Entering edit mode
Hi,
I downloaded maf files by TCGAbiolinks
coad.mutect.maf <- GDCquery_Maf("COAD", pipelines = "mutect") coad.mutect.maf %>% summarise(n_distinct(Tumor_Sample_Barcode)) #435 coad.mutect.maf %>% filter(Hugo_Symbol == "KRAS") %>% summarise(n_distinct(Tumor_Sample_Barcode)) #39
only 39/435 samples have KRAS mutation,
However, if I downloaded from firehose http://firebrowse.org/?cohort=COAD&download_dialog=true
around half the samples have KRAS mutations. so what's the difference?
#total ~/Downloads/gdac.broadinstitute.org_COAD.Mutation_Packager_Raw_Calls.Level_3.2016012800.0.0$ ls -1 *txt | wc -l 368 # with KRAS mutation ~/Downloads/gdac.broadinstitute.org_COAD.Mutation_Packager_Raw_Calls.Level_3.2016012800.0.0$ grep -l KRAS *txt | wc -l 176
One difference is GDCquery_Maf is accessing data aligned to hg38 while the one in firehose was aligned to hg19.
can I get the old hg19 data? but even it is aligned to hg38, the difference is just too big.
Yes you can download MAF aligned to hg19, but it is not in the manual, I'm adding it.
https://gist.github.com/tiagochst/03f5a11aa45d67940d65c8dd9bc90a70
Yes, the difference is really big!
From GDC Faqs
Why might variants found in TCGA-generated MAFs be missing from the GDC open access MAF files?

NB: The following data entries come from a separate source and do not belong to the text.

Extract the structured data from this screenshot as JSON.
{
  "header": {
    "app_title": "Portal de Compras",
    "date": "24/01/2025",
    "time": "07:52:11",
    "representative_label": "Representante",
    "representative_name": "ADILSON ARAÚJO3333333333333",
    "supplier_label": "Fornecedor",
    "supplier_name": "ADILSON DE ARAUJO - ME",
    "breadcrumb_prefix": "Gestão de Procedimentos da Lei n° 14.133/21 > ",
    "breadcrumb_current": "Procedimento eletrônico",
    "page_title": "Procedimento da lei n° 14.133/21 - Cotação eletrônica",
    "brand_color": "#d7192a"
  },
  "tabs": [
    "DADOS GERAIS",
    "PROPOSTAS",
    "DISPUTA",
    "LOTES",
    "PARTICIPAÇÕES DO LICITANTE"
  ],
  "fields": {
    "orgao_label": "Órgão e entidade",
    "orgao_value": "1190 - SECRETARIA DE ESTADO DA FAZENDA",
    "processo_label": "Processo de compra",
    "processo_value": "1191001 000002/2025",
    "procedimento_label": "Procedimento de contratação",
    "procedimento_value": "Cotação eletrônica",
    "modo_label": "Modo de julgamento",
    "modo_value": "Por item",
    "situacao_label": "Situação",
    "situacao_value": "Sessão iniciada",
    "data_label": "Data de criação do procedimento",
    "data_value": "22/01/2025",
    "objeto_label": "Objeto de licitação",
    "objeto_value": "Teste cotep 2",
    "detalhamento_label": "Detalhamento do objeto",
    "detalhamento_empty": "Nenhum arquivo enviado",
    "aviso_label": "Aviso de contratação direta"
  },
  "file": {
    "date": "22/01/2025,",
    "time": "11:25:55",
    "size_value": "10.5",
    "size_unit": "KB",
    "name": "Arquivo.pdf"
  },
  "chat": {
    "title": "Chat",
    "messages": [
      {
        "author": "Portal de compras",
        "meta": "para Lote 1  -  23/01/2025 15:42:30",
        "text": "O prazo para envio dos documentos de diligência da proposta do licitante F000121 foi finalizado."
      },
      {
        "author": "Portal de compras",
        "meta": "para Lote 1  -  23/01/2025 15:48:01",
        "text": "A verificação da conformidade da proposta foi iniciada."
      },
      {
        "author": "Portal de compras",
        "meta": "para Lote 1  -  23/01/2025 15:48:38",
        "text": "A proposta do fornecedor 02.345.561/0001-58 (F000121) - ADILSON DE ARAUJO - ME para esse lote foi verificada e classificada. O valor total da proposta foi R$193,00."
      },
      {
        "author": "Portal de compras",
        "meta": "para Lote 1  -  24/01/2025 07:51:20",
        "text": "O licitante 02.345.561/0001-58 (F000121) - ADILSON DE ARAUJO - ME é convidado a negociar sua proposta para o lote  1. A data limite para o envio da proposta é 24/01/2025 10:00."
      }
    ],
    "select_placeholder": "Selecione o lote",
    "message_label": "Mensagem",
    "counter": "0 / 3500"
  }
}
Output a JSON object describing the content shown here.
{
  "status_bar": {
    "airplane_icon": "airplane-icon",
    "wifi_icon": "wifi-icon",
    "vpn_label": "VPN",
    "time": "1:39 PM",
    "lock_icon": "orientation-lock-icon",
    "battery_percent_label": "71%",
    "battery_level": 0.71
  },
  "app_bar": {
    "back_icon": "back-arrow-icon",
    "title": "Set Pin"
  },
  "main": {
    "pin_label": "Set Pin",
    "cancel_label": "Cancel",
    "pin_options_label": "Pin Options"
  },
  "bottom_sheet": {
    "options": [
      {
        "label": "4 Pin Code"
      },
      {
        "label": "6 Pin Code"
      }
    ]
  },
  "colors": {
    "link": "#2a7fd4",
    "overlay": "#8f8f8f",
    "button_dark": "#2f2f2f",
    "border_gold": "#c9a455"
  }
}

Some of the reasons particular mutations may have been removed include updates to third party databases, more conservative germline-masking rules by the GDC, and different mutation calling pipelines and versions. Despite these differences, the GDC recaptures over 97% of TCGA-validated variants in the controlled-access MAF files. The GDC suggests using controlled-access MAF files if important variants cannot be found in somatic MAF files.